The increase of six percentage points over the previous year reflects the strain that buy-side trading desks are under to manage greater trading volumes in primary and secondary markets, and the maturity of solutions that can mitigate that problem.
Total spend was on bond desks was down, which Brad Tingley, report author and market structure & technology analyst at Coalition Greenwich, noted that this could reflect the asset class performance.
“Interestingly, fixed-income desks experienced a slight decrease, with the average trading desk holding a $1.95 million budget (down 1%),” he wrote. “Perhaps this slight anomaly can be best explained by the relative underperformance of fixed-income hedge funds compared to their peers employing long/short equity strategies. For instance, the Eurekahedge Fixed Income Hedge Fund Index was 456 at the end of 2020 compared to 582 in the Eurekahedge Long/Short Equity Hedge Fund Index (indices are base-weighted at 100 at December 1999).”

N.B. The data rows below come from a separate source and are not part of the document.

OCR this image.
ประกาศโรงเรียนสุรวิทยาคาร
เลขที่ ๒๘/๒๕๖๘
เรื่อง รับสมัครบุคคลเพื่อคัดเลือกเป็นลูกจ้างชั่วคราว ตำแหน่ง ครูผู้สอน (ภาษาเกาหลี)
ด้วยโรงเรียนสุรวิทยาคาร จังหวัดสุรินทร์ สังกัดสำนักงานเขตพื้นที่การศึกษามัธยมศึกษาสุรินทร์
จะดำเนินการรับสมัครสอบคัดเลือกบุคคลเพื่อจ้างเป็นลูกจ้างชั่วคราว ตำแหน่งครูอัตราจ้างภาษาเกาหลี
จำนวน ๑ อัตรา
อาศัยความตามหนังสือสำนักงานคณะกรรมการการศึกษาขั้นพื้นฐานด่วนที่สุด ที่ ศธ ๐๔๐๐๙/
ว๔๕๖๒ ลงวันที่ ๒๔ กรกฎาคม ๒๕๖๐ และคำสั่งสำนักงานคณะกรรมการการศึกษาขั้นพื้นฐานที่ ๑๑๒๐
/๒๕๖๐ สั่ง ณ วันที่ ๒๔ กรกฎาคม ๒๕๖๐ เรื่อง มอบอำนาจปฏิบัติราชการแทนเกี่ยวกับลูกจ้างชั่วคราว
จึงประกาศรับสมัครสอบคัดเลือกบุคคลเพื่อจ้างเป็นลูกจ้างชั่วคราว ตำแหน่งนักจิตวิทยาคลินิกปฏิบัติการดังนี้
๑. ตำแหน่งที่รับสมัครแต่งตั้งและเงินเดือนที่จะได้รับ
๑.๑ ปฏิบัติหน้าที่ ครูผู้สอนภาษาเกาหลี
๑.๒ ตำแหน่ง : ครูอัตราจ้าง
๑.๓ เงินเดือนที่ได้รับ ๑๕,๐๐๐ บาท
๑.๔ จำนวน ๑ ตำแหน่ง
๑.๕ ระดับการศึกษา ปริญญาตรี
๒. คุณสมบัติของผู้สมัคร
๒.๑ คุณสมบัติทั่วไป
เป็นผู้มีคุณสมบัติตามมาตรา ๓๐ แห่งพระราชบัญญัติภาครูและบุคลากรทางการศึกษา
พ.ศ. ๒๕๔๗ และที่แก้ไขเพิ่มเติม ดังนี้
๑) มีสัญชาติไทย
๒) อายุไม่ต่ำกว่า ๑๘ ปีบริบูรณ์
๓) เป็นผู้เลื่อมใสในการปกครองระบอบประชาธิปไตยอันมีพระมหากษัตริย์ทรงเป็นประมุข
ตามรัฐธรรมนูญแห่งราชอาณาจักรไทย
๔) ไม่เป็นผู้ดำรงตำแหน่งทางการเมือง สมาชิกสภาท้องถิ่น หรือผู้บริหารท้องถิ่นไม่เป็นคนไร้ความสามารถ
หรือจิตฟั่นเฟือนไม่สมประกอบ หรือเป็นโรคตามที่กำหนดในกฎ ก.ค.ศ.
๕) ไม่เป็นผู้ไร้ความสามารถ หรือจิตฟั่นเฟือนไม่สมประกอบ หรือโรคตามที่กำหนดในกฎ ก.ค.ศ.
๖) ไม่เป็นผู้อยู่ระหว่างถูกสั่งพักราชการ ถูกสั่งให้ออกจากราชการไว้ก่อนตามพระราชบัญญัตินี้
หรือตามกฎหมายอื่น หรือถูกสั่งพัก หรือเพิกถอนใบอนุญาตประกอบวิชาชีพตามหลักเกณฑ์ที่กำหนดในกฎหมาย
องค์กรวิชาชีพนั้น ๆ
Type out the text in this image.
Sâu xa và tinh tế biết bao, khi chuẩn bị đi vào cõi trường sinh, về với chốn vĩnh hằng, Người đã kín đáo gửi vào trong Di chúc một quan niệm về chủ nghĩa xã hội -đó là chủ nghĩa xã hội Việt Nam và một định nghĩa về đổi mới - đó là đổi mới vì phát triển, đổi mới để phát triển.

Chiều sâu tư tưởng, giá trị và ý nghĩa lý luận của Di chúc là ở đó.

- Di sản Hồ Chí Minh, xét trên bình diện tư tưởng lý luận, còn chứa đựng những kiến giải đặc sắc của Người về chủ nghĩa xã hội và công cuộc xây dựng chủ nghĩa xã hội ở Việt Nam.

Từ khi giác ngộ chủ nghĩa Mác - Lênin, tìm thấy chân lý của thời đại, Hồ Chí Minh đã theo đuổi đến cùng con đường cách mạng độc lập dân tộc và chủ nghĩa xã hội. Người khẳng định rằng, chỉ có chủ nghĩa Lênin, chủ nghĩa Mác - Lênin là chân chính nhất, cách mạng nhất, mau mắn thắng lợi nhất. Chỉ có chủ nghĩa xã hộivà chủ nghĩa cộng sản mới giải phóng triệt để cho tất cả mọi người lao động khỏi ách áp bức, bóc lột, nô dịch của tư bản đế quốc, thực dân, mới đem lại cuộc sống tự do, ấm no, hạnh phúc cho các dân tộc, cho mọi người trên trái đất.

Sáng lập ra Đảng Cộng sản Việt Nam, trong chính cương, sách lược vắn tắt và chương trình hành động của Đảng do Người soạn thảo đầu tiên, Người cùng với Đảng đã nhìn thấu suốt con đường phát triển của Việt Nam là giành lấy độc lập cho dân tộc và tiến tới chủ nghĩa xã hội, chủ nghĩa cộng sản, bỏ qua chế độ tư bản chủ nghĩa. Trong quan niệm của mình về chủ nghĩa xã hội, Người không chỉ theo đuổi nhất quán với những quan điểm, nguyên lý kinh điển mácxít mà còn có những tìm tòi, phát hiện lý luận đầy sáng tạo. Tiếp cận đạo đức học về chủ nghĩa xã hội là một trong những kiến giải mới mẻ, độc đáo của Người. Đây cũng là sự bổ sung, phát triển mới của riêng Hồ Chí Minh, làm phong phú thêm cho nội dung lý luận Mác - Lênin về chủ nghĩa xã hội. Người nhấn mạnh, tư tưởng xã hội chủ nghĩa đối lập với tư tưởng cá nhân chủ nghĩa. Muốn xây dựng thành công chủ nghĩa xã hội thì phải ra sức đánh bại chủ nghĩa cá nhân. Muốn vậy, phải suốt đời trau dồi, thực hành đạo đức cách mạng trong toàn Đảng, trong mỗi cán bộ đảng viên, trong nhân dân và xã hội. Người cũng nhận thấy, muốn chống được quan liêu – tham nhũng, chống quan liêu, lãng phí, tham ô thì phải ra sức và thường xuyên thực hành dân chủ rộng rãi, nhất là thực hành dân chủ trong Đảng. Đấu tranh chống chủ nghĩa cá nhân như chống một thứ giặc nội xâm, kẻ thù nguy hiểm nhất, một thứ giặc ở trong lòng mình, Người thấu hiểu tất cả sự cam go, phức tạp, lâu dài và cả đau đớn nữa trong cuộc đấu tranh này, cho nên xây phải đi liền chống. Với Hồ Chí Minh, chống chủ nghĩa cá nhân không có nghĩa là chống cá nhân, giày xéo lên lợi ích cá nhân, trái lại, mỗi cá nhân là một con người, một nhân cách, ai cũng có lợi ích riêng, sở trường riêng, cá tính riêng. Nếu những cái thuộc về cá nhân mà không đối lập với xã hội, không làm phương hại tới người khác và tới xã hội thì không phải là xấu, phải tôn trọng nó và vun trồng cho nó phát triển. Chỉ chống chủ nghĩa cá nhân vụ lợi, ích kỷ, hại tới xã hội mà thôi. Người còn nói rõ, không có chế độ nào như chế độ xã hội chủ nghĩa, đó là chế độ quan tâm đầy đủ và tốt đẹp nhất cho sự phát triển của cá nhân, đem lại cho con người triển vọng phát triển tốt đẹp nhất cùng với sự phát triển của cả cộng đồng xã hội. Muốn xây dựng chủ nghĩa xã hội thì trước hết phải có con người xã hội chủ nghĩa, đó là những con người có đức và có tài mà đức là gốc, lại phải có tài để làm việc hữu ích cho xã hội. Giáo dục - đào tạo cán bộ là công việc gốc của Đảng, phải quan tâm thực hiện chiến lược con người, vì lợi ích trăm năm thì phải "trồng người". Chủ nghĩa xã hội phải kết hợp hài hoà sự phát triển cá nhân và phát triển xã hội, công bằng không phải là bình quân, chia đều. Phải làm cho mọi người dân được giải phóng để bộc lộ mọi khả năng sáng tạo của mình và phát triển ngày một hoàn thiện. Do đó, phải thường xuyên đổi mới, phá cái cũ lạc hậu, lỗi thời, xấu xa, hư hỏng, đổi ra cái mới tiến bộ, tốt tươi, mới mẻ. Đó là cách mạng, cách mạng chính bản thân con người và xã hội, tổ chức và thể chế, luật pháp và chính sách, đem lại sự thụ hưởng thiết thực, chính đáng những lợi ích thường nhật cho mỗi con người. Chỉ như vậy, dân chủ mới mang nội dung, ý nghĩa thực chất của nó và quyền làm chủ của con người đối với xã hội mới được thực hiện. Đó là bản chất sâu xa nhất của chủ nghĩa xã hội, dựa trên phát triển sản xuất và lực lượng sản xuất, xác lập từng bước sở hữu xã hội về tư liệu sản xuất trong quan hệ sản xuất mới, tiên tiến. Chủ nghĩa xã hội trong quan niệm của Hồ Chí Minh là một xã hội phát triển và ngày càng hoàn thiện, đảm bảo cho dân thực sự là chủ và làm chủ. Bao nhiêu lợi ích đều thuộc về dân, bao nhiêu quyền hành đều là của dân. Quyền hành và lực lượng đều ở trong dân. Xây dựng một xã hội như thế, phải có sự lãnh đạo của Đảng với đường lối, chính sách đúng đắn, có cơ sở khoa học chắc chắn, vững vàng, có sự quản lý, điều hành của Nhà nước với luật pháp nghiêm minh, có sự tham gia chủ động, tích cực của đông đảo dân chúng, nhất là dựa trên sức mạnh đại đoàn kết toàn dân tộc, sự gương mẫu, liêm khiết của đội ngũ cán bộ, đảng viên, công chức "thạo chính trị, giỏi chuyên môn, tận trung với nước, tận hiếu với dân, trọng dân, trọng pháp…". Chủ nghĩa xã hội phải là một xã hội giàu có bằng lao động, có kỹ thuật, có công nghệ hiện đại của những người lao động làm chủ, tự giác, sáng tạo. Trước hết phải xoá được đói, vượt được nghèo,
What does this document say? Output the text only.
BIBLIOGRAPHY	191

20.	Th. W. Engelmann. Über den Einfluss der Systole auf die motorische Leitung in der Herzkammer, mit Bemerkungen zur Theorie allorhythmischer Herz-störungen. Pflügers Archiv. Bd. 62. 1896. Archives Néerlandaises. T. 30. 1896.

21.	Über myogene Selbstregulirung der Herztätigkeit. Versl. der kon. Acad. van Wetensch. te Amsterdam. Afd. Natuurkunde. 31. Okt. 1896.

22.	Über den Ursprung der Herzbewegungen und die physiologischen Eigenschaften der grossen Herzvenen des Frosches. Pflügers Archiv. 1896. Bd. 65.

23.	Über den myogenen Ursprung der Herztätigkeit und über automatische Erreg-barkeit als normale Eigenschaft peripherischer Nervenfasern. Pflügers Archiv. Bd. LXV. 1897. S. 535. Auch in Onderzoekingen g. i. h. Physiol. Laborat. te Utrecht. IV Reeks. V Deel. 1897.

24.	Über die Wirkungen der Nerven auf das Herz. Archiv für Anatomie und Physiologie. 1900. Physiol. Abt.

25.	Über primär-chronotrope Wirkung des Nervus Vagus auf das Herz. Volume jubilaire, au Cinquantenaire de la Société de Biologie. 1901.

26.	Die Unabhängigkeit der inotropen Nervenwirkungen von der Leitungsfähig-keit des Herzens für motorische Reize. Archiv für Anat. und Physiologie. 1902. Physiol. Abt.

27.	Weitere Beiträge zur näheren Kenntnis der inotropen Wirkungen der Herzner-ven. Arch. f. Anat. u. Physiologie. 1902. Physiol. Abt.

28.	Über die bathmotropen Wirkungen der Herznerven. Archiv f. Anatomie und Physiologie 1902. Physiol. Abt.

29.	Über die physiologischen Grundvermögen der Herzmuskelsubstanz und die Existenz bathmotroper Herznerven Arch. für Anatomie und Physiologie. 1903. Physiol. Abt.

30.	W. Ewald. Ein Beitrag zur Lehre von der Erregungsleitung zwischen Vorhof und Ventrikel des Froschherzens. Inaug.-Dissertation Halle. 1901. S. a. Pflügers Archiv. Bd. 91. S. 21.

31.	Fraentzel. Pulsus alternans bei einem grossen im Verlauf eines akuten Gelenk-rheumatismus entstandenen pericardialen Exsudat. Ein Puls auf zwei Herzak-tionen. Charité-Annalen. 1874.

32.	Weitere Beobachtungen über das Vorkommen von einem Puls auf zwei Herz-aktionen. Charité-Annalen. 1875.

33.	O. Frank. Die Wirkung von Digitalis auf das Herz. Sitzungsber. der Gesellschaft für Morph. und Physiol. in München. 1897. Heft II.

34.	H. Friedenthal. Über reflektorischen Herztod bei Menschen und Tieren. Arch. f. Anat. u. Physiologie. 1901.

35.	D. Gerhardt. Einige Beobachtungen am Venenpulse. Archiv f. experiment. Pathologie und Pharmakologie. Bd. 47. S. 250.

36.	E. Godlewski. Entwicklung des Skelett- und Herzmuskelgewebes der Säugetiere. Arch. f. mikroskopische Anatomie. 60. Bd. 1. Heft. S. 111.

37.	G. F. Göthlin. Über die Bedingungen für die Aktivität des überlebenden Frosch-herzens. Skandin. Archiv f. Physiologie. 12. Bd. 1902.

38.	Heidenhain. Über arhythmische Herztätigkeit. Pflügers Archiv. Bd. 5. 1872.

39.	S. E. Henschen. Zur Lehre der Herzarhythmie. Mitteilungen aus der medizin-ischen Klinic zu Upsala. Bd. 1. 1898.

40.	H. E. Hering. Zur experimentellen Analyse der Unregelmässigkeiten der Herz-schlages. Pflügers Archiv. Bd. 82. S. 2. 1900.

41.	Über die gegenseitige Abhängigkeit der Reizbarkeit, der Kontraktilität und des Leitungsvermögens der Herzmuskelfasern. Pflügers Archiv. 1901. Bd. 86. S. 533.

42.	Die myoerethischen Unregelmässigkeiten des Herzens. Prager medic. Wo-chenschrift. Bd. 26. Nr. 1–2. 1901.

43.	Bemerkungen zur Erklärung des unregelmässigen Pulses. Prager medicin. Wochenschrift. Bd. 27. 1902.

Whereas the order management system (OMS) took the highest proportion of equity desk tech spend, market data terminals consumed nearly half of the bond desk tech budget (46%) with just 11% on the OMS and 9% on transaction cost analysis and also 9% on market data feeds.
“Without public exchanges to help assist in the price discovery process, fixed-income traders rely on pricing models provided by terminal vendors as an input to their strategies,” Tingley observed. “Note that Bloomberg also operates some of the largest fixed-income marketplaces on a global basis, keeping the Bloomberg Terminal extra sticky for these users.”